Here are the average geometries for each categories of photos:

average geometries

Here are some examples of them warpped into the average geometry of their own categories:

warp geometries

Here are the average faces, which you can morph into:

average faces

A gallery of morphing GIFs may be reviewed below, where prototypical faces are morphed into one image of the group:

image

If the GIF is not running, it’s most likely just a markdown problem. Check Here instead.

And finally, I warpped my face into the average geometries (as well as having average faces morph into my geometry):

warp self

The pictures above have already experienced a lot of translations for aligning the facial pictures along the dataset’s assets.
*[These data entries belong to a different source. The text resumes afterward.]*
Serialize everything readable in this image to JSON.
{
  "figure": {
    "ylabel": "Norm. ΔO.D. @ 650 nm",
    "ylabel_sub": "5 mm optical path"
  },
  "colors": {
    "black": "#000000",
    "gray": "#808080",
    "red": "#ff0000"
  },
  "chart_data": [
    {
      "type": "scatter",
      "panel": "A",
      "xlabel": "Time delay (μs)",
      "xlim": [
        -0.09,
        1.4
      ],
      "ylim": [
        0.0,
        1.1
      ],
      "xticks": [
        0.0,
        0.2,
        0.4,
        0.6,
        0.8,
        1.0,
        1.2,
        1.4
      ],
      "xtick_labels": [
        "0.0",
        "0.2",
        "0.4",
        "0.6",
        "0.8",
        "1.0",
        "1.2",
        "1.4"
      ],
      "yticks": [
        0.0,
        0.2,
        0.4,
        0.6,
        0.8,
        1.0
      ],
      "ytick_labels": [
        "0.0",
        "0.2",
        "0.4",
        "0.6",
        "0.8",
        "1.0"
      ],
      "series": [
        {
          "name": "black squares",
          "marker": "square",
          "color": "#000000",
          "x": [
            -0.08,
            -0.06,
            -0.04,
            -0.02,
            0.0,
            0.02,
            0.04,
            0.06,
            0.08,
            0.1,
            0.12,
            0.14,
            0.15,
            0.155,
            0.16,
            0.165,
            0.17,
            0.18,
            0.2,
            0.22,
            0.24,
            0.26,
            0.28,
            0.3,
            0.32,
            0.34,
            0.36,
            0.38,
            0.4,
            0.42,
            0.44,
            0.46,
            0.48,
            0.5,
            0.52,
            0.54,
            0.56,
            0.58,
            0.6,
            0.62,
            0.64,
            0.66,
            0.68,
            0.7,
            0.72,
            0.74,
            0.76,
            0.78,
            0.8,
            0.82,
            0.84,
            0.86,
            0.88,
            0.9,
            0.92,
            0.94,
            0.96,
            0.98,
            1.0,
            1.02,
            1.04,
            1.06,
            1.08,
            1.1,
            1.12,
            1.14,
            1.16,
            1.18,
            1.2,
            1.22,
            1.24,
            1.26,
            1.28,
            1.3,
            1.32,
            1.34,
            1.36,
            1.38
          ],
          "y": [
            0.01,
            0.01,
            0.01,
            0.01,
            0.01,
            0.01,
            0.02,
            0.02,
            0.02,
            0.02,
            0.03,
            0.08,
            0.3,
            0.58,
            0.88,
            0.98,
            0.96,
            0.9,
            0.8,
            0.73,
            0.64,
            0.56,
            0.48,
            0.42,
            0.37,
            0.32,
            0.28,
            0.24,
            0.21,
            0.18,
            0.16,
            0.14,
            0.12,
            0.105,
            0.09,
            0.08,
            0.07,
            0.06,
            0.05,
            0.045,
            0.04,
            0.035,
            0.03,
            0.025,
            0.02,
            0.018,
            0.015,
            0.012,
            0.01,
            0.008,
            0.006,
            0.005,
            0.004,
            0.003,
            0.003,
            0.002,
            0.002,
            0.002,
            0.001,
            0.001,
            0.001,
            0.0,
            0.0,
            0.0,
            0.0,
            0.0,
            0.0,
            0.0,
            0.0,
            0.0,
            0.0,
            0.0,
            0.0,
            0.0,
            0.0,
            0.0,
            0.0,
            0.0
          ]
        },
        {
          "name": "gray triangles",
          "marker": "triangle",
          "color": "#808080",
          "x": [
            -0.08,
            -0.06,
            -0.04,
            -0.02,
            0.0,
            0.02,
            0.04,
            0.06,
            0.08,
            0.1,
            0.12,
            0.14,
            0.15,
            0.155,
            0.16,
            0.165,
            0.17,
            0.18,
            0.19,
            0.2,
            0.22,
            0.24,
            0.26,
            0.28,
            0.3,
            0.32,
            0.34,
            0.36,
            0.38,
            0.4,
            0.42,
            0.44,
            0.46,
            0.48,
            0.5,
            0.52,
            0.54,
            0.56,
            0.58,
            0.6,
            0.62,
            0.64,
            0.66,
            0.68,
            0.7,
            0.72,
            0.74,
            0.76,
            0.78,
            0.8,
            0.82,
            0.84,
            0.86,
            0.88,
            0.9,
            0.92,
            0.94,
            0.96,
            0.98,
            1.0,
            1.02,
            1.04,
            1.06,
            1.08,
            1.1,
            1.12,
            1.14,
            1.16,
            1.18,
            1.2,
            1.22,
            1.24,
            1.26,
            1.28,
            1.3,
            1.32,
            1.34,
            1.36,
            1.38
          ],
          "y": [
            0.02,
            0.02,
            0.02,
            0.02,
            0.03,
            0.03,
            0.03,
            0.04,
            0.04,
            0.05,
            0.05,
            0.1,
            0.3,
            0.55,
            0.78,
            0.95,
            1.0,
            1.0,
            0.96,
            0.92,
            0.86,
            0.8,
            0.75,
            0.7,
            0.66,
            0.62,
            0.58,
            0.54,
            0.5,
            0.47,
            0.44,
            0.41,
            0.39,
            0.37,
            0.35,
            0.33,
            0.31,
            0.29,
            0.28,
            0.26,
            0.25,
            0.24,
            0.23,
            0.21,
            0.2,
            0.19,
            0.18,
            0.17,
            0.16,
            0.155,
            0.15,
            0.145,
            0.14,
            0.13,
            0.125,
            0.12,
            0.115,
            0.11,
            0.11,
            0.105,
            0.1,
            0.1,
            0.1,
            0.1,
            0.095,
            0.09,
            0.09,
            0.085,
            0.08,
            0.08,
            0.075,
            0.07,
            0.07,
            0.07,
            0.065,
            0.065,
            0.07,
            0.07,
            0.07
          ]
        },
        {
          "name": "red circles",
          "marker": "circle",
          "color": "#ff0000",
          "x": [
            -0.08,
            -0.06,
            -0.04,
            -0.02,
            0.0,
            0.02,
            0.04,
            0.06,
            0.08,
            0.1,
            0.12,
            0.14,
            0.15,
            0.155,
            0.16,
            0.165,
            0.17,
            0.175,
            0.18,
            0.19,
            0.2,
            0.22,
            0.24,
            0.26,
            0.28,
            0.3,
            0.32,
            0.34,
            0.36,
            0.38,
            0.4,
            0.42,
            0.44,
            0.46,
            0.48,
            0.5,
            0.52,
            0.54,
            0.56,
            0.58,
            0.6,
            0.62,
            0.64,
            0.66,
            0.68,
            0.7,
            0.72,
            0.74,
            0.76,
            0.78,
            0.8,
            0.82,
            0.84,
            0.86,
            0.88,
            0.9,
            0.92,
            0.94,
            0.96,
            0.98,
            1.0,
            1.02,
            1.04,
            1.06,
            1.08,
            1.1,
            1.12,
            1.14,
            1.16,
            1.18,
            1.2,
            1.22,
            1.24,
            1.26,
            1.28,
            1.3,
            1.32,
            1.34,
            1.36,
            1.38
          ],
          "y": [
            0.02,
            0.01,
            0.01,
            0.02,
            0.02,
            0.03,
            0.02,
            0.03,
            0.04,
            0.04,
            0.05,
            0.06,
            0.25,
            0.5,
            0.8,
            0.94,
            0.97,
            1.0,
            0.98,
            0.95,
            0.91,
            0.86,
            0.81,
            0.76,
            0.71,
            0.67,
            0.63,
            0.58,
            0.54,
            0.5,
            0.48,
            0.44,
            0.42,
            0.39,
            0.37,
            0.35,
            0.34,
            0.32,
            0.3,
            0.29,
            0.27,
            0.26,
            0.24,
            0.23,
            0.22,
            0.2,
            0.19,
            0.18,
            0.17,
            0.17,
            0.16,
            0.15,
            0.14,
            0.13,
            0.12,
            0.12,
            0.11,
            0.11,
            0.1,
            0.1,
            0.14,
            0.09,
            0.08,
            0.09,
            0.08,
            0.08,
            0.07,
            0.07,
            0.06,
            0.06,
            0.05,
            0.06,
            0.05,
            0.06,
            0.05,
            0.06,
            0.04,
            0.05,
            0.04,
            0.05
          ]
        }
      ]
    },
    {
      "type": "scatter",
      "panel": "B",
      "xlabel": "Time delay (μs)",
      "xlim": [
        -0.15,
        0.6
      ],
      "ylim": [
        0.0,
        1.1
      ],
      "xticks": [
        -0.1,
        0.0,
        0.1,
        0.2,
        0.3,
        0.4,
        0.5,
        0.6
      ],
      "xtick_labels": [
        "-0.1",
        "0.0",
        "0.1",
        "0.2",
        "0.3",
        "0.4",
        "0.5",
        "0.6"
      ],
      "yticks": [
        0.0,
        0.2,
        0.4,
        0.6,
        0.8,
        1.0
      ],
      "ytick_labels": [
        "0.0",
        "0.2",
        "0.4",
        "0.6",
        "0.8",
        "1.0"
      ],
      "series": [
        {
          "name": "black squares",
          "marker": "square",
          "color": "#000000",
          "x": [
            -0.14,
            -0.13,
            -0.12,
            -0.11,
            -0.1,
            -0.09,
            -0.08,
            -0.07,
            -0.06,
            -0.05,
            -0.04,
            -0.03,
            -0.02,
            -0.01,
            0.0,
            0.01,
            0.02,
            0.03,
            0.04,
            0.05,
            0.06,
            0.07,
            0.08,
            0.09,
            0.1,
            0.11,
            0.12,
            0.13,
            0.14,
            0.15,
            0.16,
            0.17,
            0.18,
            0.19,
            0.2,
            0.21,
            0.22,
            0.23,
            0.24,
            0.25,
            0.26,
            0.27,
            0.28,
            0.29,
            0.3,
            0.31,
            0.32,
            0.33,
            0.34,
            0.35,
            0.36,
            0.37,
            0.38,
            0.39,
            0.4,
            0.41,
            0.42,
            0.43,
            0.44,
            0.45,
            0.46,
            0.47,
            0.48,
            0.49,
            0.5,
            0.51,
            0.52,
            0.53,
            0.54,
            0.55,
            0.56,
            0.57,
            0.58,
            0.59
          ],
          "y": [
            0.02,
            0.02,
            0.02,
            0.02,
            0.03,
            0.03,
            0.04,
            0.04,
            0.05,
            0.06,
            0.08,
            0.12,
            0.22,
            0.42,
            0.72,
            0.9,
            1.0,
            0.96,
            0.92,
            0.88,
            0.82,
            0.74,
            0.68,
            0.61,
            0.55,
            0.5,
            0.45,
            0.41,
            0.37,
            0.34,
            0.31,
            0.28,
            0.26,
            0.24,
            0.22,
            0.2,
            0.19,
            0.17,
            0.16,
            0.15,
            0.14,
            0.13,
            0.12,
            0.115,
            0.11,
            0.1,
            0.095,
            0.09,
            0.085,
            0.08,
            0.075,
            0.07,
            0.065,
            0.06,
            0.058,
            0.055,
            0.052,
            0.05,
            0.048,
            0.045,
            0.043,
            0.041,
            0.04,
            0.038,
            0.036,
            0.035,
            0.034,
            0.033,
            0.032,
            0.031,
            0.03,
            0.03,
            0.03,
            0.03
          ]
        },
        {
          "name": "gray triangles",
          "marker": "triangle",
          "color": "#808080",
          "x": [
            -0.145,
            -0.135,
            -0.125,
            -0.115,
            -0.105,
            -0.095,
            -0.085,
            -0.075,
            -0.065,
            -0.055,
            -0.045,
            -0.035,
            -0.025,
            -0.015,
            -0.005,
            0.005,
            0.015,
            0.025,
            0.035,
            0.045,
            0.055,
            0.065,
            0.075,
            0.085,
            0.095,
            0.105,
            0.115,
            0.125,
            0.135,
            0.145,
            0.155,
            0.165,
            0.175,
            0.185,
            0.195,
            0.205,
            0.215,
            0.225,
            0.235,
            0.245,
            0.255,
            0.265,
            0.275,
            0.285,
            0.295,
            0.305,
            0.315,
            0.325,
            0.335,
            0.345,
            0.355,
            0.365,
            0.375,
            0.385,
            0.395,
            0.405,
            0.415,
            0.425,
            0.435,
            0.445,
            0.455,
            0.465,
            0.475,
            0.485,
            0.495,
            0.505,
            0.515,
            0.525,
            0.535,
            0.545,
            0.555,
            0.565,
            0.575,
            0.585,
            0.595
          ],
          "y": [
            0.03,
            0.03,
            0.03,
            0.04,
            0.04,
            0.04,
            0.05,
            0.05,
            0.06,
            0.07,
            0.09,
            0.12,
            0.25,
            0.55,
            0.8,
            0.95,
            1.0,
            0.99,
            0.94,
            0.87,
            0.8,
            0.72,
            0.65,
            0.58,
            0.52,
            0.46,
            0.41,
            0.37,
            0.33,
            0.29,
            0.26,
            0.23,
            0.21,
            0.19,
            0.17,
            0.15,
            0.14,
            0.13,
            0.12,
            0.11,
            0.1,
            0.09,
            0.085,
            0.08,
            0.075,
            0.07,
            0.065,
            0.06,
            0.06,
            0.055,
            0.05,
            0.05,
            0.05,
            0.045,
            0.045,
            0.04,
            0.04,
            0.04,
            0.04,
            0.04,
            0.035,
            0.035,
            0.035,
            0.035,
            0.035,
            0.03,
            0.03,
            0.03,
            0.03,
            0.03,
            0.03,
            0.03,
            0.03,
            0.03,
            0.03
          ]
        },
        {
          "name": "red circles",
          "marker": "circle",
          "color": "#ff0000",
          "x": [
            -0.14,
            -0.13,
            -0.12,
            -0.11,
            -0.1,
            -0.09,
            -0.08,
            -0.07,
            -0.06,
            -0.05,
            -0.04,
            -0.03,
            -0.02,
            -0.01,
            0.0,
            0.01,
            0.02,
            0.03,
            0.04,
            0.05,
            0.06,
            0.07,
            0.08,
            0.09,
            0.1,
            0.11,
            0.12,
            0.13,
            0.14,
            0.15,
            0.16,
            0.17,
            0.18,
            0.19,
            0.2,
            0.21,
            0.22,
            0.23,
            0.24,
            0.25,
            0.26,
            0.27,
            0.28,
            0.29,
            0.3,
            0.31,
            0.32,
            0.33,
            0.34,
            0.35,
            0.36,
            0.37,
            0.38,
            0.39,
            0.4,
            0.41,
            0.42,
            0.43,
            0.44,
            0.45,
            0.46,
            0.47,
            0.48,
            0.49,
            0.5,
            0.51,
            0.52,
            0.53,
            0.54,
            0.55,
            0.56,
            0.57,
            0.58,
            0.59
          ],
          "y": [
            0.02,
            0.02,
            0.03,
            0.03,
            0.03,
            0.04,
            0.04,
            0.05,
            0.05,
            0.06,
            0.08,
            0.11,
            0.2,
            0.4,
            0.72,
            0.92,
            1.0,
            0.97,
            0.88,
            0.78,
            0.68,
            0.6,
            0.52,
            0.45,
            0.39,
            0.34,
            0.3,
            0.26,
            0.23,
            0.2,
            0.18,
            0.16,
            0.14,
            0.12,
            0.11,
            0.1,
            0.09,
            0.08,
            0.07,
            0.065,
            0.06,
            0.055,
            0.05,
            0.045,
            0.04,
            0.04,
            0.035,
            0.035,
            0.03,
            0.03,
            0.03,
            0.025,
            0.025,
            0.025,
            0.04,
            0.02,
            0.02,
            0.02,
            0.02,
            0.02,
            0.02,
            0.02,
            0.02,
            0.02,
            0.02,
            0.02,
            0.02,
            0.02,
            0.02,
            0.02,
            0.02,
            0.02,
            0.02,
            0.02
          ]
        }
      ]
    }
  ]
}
Talk about finicky :melting_face:.

Caricatures: Extrapolating From The Mean

To produce a caricature, simply apply the method we mentioned at the methodology section, computing the following expression:

\[{\rm my~face} \times (1 - \alpha) + {\rm average~face} \times \alpha\]

Here, a value of $\alpha < 0$ allows us to extrapolate from the population mean and reinforce our features. On the other hand, a value of $\alpha > 1$ performs its opposite, reinforcing the average face’s feature. Below, I provide a table of caricatures across diverse values of $\alpha$ and subpopulations involved in the dataset.

cari

Bells and Whistles: Manipulating the Prototypical Information of Face

In this seciton, we directly apply the gender manipulating method mentioned in our methodolgoy section near the beginning of the post. In the following gender-wise caricature, you can see the male prototype reinforced at the left image, and female prototype reinforced at the right image. Some features, like lighter eyebrows and heavier beards, are conspicuous. Below are some results:

image

Now I’m suddenly glad I am the way I am (perhaps until I go back and deal with my project).

Conclusion

Roses are red, the assignment is now done.
Now that the blog post is written and I learned a lot about the power of simple linear operations I am impressed and I think I can be gone.

Roses are red, my wandb alerts are booming.
Thank you for reading and grading and now I need to go deal with unsupervised reinforcement learning.